Understanding partial derivatives is crucial when dealing with functions of multiple variables, as they allow us to see how a function changes as each variable is varied independently of the others. For a function such as \(f(x, y, z)\), the partial derivative with respect to \(x\), denoted by \(\frac{\partial f}{\partial x}\), measures the rate at which the function's value changes as the \(x\) variable is altered, while keeping \(y\) and \(z\) constant.

Imagine you're on a hillside given by \(f(x, y, z)\) and you only move eastward (along the \(x\)-axis); the steepness of the incline that you experience is what \(\frac{\partial f}{\partial x}\) represents.
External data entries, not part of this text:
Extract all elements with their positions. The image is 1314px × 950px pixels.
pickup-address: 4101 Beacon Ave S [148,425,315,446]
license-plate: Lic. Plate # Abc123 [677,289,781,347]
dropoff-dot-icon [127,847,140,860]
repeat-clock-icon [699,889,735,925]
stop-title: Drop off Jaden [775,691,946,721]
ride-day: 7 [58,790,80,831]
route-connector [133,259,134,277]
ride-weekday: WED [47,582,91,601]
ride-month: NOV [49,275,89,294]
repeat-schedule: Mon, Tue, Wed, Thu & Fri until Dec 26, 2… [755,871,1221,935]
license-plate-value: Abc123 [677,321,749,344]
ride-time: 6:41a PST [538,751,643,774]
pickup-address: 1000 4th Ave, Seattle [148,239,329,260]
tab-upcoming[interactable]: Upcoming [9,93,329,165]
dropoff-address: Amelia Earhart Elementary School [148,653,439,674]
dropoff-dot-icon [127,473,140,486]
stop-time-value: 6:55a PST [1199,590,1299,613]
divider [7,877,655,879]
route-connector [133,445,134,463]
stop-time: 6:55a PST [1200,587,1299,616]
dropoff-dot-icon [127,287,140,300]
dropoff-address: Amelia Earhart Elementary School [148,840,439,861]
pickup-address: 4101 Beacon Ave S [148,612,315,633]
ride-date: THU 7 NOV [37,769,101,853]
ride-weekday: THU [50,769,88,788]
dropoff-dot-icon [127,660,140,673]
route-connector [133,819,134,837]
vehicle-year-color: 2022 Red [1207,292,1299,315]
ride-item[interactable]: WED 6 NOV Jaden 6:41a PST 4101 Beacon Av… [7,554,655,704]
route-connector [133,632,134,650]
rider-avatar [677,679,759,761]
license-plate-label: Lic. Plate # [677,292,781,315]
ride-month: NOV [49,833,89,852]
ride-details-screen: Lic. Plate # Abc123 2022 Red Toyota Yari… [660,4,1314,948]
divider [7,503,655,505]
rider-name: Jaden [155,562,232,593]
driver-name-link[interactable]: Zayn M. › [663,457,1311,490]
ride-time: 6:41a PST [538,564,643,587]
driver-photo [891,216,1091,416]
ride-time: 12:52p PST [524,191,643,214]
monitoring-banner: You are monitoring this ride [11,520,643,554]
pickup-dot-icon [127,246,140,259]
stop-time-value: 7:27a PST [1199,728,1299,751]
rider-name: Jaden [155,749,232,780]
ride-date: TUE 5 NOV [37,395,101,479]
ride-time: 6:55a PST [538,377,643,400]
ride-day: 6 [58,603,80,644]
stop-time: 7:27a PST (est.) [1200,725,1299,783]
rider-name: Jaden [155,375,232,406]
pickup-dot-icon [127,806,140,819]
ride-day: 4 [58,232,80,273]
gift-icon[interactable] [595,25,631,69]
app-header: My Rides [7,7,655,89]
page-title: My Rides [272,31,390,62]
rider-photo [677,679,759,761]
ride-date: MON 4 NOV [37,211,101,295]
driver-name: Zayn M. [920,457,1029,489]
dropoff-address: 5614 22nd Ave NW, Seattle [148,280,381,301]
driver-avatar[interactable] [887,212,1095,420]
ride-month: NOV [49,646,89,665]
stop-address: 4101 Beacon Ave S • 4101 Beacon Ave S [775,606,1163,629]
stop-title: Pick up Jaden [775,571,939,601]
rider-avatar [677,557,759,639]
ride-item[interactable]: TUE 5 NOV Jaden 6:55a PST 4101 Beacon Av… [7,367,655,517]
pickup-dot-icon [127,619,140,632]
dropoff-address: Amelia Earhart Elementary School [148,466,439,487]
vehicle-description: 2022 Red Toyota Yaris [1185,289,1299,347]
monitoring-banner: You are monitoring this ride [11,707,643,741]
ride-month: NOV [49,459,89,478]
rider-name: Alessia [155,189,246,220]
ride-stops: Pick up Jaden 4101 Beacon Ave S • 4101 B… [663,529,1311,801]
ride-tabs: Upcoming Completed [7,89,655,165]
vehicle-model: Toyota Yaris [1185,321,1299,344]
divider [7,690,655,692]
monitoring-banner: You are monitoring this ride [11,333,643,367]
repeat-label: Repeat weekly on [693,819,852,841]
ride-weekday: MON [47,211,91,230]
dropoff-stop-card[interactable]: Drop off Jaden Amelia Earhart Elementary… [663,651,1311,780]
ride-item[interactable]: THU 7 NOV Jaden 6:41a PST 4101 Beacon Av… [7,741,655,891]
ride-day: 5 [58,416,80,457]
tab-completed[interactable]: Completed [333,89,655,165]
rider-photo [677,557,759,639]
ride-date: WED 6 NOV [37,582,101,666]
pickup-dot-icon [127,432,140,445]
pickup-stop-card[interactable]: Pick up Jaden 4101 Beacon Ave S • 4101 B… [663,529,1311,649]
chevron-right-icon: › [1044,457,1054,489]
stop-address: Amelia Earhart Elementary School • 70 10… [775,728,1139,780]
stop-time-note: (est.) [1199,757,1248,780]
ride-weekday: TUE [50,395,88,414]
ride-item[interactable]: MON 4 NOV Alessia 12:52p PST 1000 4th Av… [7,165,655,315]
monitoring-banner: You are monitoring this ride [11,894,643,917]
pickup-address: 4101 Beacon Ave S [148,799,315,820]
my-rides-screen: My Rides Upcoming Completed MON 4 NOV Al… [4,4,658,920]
Similarly, \(\frac{\partial f}{\partial y}\) and \(\frac{\partial f}{\partial z}\) describe changes while moving northward and upward, respectively. In the given exercise, the first step toward understanding the behavior of the function \((x-y)^2+z\) is finding these partial derivatives.

Once we have the partial derivatives, we can represent them visually using a vector field. A vector field is essentially a map that shows, at each point in space, a vector representing the direction and magnitude of the maximum rate of increase of a function at that point. It is a very powerful tool in visualizing how a function changes in a three-dimensional space.

In the context of our function \(f(x, y, z)\), the gradient \(abla f\), which is a vector made up of the partial derivatives \(\Big(\frac{\partial f}{\partial x}, \frac{\partial f}{\partial y}, \frac{\partial f}{\partial z}\Big)\), represents the slope of the function in each direction at any given point. By plotting these vectors, we create a visual landscape showing how the function increases. This representation can reveal patterns and behaviors of the function that may not be immediately evident from the equation alone.

A Computer Algebra System (CAS) is an invaluable tool for students and researchers dealing with complex mathematical computations. It allows for symbolic manipulation of equations, meaning it can carry out algebraic operations exactly, rather than approximately, and it can also handle graphical representations of functions and vector fields.

In our exercise, using a CAS to plot the gradient field translates our mathematical findings into a visual form, which can be easier to comprehend than raw equations or numerical data sets. Effectively, the CAS takes the vector field data and creates a graphical representation of it, enabling us to see at a glance how the function behaves. For students learning about gradient fields and partial derivatives, this can be a profound aid in gaining a more intuitive understanding of the mathematical concepts involved. A CAS not only provides accuracy but also saves valuable time that may have been spent on manual calculations.